The good work of Mutharika in making Malawi a food basket, presiding over economic reforms, installing fiscal discipline and strict anti-corruption measures, started to look bad. His Growth and Development Strategy for 2006-11 focusing on a number of things, also suffered a great deal when he quarreled with Malawi’s major donors, the UK and the US.

This year Mutharika started by telling off the World Bank and the IMF, that they can’t teach him economics, and denied them any access. By that time, cash-strapped Malawi was deep in an energy crisis, and tumbling down the hill. Hungry Malawians became very angry and Mutharika decided to use his police to fight them.

So, Mutharika, an economist-in-chief, then became just like any other useless leader, that is, irrational, autocratic, surrounding himself with “Yes Sir” people, making his wife and brother ministers, arresting people, and everything you can imagine of an irresponsible president.

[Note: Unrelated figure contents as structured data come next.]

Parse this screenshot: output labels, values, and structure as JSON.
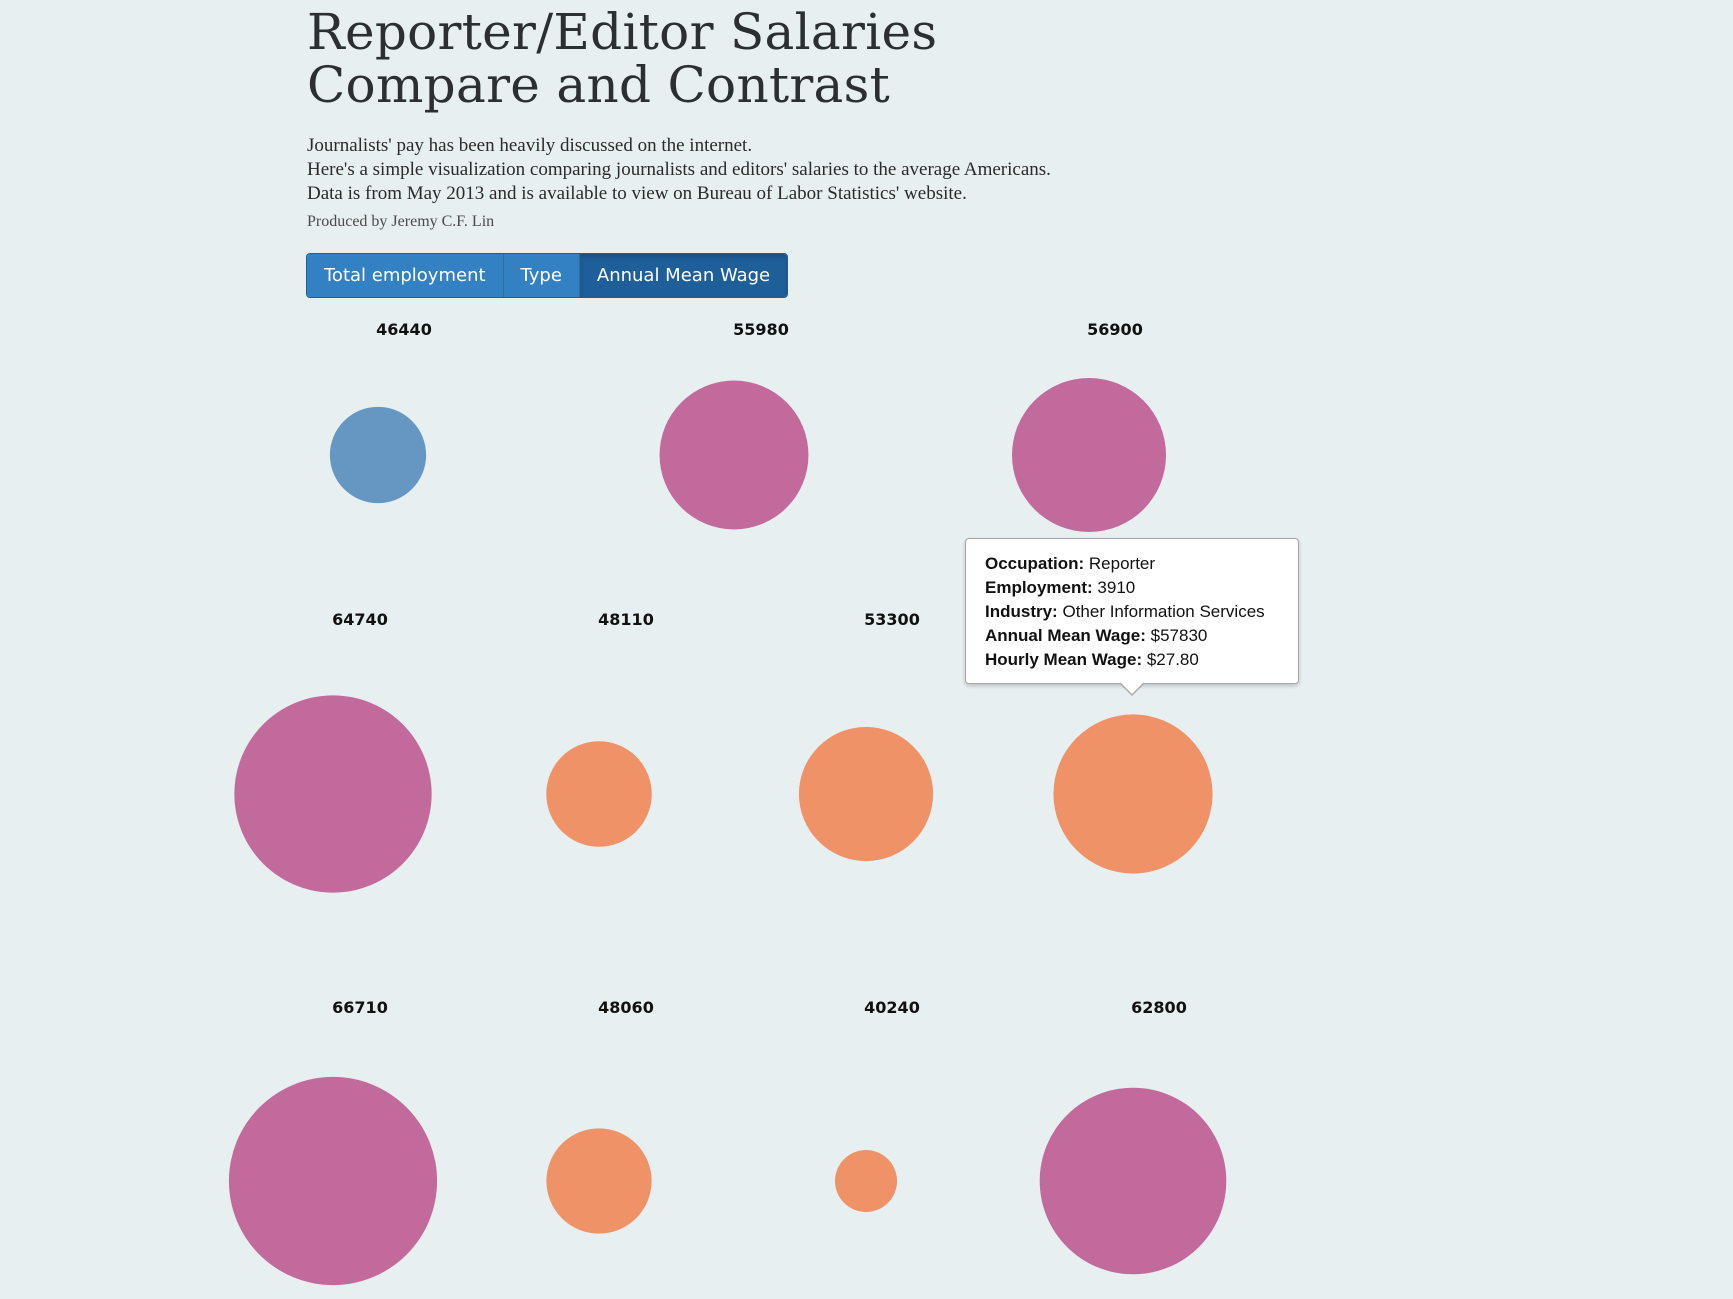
{
  "header": {
    "title_line1": "Reporter/Editor Salaries",
    "title_line2": "Compare and Contrast",
    "desc_line1": "Journalists' pay has been heavily discussed on the internet.",
    "desc_line2": "Here's a simple visualization comparing journalists and editors' salaries to the average Americans.",
    "desc_line3": "Data is from May 2013 and is available to view on Bureau of Labor Statistics' website.",
    "credit": "Produced by Jeremy C.F. Lin"
  },
  "buttons": {
    "total_employment": "Total employment",
    "type": "Type",
    "annual_mean_wage": "Annual Mean Wage",
    "active": "annual_mean_wage"
  },
  "colors": {
    "blue": "#6597c2",
    "magenta": "#c26a9b",
    "orange": "#ef9268"
  },
  "chart_data": {
    "type": "bubble",
    "values": [
      46440,
      55980,
      56900,
      64740,
      48110,
      53300,
      57830,
      66710,
      48060,
      40240,
      62800
    ],
    "labels": [
      "46440",
      "55980",
      "56900",
      "64740",
      "48110",
      "53300",
      "",
      "66710",
      "48060",
      "40240",
      "62800"
    ],
    "color_keys": [
      "blue",
      "magenta",
      "magenta",
      "magenta",
      "orange",
      "orange",
      "orange",
      "magenta",
      "orange",
      "orange",
      "magenta"
    ]
  },
  "tooltip": {
    "occupation_label": "Occupation:",
    "occupation": "Reporter",
    "employment_label": "Employment:",
    "employment": "3910",
    "industry_label": "Industry:",
    "industry": "Other Information Services",
    "annual_label": "Annual Mean Wage:",
    "annual": "$57830",
    "hourly_label": "Hourly Mean Wage:",
    "hourly": "$27.80"
  }
}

It was at this time that the self-proclaimed Nigerian prophet Temitope Balogun Joshua predicted that one old African leader would die of sickness. That was well in February and everybody ignored him. In March he repeated again, and suddenly, on April 5 Mutharika died.

What rich material for a documentary film for the African movie industry!
After a brief constitutional crisis in which Mutharika’s henchmen were trying to prevent the Vice President from ascending to power, her right according to the constitution, Madam Banda, the wife of the former Chief Justice, became the second African female president.

Speaking of a legacy, Mutharika, has left nothing valuable.